The experiment itself was pretty low-key. I put the wood on a scale, then applied pressure with a clamp. The pocket hole joint (without glue) failed at 108 pounds.
At that point the screws started pulling out of the wood, and the joint wouldn’t hold anymore weight.
Today, I repeated this experiment with a pocket hole joint with glue. Everything else was the same – the scale, the clamp, the size and type of wood used.
I did get a table upgrade, though, if that’s worth mentioning.
I applied pressure to the joint using the clamp just as I had before.
The pocket hole joint with glue failed at 104 pounds, which was actually slightly less than the joint without glue.
I don’t think the difference point was large enough to really be significant, so I’m not going to say that I think glue makes the joint weaker.
But it certainly doesn’t make it any stronger.
I have a theory about that.
Why Wood Glue Doesn’t Make Pocket Hole Joints Stronger
When I got this result, I was mildly surprised. I always assumed glue would strengthen the joint, because that just makes sense. And then I thought about it a bit more.
In my long-ago experiment, I also tested glue-only butt joints. They failed at 60 pounds, far weaker than everything else I tried.
So in my experiment with the glued pocket hole joint, by the time the pocket hole joint was failing and the glue came into play, the weight applied had already far surpassed the glue joint’s strength, and therefore the joint immediately failed.
Why You Should Still Use Glue With Pocket Hole Joints
Wood glue isn’t going to make your joint any stronger, but it still serves a purpose.
One of the unfortunate facts of working with wood is that it grows and shrinks depending on the season. When humidity is higher (summer,) wood absorbs moisture from the air and grows. When humidity is low (winter) the wood releases the moisture and shrinks.
If you were wondering, this is why your doors always stick in the summer but not the winter.
It’s also why my coffee table sticks out a bit in the middle. I hadn’t learned this lesson yet when I built it:
More relevantly, this is also the reason you should still glue pocket hole joints if you’re making a project that you want to look nice.
In the winter, the wood will shrink, separating at the joint very slightly. This forms a gap that doesn’t very nice.
Wood glue helps prevent that. It holds the wood in place, and that gap doesn’t appear.
When You Shouldn’t Use Glue
If I’m making a nice project that has pocket hole joints, I use glue (and will continue to do so, even after learning it doesn’t actually add any strength.)
However, there are two main times I’ll skip the glue: 1) I’m making something I want to disassemble, or 2) I don’t care if it’s ugly.

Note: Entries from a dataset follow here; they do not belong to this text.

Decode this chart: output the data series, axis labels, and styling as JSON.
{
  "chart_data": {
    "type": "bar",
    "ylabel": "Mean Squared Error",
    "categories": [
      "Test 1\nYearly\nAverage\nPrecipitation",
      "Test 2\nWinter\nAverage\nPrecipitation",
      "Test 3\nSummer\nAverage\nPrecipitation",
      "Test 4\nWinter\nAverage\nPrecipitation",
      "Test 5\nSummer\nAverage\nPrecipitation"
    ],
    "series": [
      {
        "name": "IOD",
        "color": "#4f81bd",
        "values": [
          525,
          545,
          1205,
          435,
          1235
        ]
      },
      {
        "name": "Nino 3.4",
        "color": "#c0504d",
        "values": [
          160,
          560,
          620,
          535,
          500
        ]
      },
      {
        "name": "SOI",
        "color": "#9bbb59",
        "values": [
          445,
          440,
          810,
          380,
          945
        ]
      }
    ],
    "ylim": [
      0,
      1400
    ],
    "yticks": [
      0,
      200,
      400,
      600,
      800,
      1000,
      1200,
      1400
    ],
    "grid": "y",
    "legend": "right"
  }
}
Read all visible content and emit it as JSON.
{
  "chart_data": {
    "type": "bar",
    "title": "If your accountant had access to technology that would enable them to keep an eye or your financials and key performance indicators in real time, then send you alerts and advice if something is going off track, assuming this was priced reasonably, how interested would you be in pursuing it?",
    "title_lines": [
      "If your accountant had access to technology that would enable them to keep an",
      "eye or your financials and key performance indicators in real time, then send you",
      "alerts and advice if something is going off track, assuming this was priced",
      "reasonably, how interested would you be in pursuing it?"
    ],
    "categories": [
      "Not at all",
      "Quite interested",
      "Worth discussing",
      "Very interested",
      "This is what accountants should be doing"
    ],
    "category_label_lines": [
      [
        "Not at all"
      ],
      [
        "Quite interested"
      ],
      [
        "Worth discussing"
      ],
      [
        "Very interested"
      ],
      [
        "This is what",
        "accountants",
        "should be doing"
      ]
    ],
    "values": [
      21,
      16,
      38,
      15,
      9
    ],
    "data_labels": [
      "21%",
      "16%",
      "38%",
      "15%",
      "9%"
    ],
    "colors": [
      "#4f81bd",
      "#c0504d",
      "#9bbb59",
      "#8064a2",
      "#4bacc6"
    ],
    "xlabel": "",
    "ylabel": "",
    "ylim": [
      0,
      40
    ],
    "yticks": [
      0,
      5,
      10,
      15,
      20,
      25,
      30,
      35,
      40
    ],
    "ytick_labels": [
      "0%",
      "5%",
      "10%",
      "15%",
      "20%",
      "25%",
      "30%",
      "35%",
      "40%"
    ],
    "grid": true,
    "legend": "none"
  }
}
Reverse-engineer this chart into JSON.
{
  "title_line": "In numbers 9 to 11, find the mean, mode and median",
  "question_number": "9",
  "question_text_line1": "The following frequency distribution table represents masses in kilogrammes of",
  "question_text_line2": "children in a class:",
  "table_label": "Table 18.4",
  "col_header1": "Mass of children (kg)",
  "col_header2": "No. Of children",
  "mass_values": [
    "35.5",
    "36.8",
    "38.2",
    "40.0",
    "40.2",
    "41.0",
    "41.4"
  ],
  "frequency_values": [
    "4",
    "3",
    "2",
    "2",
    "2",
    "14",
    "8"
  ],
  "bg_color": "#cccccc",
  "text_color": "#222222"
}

Wood glue makes projects more difficult to take apart, for obvious reasons. If I intend to disassemble my project, I’ll skip the glue.
I’ll also skip the glue if I’m building something for my shop, like my cleat wall accessories. I don’t actually care if these separate a bit at the joint:
But if it’s a nice project that will go in the main part of my home, I still plan to use glue.